11 septembre 2001: Un journaliste témoin des attentats nous raconte
Le 11 septembre 2001 est un jour dont tes parents et tes profs se rappellent très certainement. Ce matin-là, des terroristes à bord d’avions ont foncé dans deux tours, le World Trade Center, dans la ville de New York, aux États-Unis. Cet attentat a causé la mort de près de 3000 personnes et entraîné une longue guerre au Moyen-Orient. Pour souligner les 25 ans de ce terrible événement, j’ai parlé avec Claude Deschênes, l’un des premiers journalistes à couvrir l’événement à la télé au Canada. Et son histoire est très particulière: Claude était déjà à New York… par hasard! Voici notre entrevue.
Bonjour Claude! Que faisais-tu à New York le 11 septembre 2001?
Moi, je suis un journaliste culturel. J’étais là pour couvrir un spectacle pour la chaîne Radio-Canada. Mon patron m’a demandé de rester un peu plus longtemps pour parler d’artistes québécois qui venaient à New York.
Où étais-tu quand le premier avion a frappé une tour?
Le 11 septembre, à 8h45, mon collègue caméraman André Grégoire et moi, on revenait de déjeuner et on a vu passer un avion très, très bas. Il faisait un bruit anormal. Quelques secondes plus tard, il frappait le World Trade Center. Mais ça, on ne l’a pas vu, parce que les autres édifices bloquaient la scène.

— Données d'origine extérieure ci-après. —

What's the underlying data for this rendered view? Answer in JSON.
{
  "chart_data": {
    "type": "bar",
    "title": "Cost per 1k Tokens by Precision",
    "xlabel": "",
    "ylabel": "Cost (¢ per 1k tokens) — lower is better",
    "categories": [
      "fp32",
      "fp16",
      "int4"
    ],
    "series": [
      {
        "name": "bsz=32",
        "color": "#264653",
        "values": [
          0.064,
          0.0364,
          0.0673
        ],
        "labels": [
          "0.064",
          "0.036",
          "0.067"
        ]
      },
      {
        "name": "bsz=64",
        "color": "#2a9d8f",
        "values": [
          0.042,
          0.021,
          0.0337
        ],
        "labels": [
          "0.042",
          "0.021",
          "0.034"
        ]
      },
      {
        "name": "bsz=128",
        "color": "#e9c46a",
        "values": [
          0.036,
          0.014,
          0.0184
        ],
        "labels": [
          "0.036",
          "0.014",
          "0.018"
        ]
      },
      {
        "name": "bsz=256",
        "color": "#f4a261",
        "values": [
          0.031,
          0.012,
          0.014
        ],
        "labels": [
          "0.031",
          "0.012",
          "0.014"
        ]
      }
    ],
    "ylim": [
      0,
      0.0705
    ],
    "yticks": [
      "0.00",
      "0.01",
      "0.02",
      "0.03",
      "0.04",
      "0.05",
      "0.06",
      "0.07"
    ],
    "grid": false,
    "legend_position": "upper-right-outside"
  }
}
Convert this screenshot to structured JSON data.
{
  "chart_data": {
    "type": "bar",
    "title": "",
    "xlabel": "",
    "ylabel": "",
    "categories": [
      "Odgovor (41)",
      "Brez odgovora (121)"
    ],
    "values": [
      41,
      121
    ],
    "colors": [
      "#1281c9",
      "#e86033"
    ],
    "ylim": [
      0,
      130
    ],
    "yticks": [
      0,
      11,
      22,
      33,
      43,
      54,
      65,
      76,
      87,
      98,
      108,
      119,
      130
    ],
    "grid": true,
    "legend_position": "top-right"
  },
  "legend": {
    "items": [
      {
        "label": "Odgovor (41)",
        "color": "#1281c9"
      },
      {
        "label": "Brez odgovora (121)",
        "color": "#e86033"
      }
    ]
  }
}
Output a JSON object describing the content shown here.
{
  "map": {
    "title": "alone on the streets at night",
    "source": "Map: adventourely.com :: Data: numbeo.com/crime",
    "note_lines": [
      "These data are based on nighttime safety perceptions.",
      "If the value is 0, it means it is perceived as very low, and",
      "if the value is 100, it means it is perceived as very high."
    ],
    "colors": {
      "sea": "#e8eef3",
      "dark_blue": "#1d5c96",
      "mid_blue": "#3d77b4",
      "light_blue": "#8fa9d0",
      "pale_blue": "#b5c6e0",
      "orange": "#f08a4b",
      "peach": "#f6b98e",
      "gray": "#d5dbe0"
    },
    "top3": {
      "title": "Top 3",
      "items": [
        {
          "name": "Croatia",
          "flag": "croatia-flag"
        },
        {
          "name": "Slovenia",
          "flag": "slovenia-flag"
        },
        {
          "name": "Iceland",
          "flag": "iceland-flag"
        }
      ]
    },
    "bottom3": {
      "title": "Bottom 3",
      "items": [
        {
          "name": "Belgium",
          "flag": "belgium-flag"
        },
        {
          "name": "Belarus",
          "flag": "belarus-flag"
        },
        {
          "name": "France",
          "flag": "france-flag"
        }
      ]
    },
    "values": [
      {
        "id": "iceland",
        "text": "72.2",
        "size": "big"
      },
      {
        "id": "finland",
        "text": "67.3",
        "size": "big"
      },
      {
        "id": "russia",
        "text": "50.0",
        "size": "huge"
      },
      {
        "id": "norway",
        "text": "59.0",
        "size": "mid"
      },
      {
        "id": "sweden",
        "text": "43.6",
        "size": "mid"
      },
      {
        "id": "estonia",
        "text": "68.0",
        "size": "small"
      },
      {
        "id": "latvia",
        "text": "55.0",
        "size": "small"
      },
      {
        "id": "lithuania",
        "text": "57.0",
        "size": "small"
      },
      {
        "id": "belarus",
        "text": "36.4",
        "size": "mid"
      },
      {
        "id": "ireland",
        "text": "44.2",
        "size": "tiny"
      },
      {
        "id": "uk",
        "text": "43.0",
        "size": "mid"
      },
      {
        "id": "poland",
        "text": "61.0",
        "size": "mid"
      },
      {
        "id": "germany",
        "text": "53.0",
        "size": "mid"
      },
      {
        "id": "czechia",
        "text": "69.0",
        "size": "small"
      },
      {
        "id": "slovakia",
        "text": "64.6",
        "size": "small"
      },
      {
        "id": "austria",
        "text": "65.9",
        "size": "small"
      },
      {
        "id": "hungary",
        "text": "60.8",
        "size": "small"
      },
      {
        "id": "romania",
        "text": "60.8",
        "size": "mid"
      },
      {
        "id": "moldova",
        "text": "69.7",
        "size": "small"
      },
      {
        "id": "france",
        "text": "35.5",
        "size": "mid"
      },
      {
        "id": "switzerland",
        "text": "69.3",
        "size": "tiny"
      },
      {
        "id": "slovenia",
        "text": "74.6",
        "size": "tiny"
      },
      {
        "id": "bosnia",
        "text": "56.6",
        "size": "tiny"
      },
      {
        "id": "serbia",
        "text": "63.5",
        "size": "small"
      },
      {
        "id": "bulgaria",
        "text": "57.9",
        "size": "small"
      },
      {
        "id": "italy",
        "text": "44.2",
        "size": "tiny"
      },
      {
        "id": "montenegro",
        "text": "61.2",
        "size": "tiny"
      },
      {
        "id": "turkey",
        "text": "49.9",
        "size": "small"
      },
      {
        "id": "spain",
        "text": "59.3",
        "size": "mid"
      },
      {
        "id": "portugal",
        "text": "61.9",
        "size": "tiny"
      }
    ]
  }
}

Je l’ai su quand je suis rentré dans ma chambre et que ma blonde m’a appelé pour me l’annoncer. Et tout de suite après, mon patron m’a appelé pour me demander de me rendre sur place le plus rapidement possible. Alors, on a pris nos caméras très lourdes et on est partis. Et c'est dans le taxi vers le World Trade Center qu'on a appris qu'un deuxième avion avait foncé dans l’autre tour.
À ce moment-là, à quoi tu pensais?
Je pensais à faire mon travail! Je n’ai jamais vécu un moment court aussi long: tout était au ralenti, mais en même temps il se passait tellement de choses. Je voyais les deux tours et la fumée noire qui en sortait et j’entendais le bruit assourdissant des sirènes.
Quelques minutes après la deuxième attaque, j’étais en direct à la télé pour raconter ce que j’avais vu.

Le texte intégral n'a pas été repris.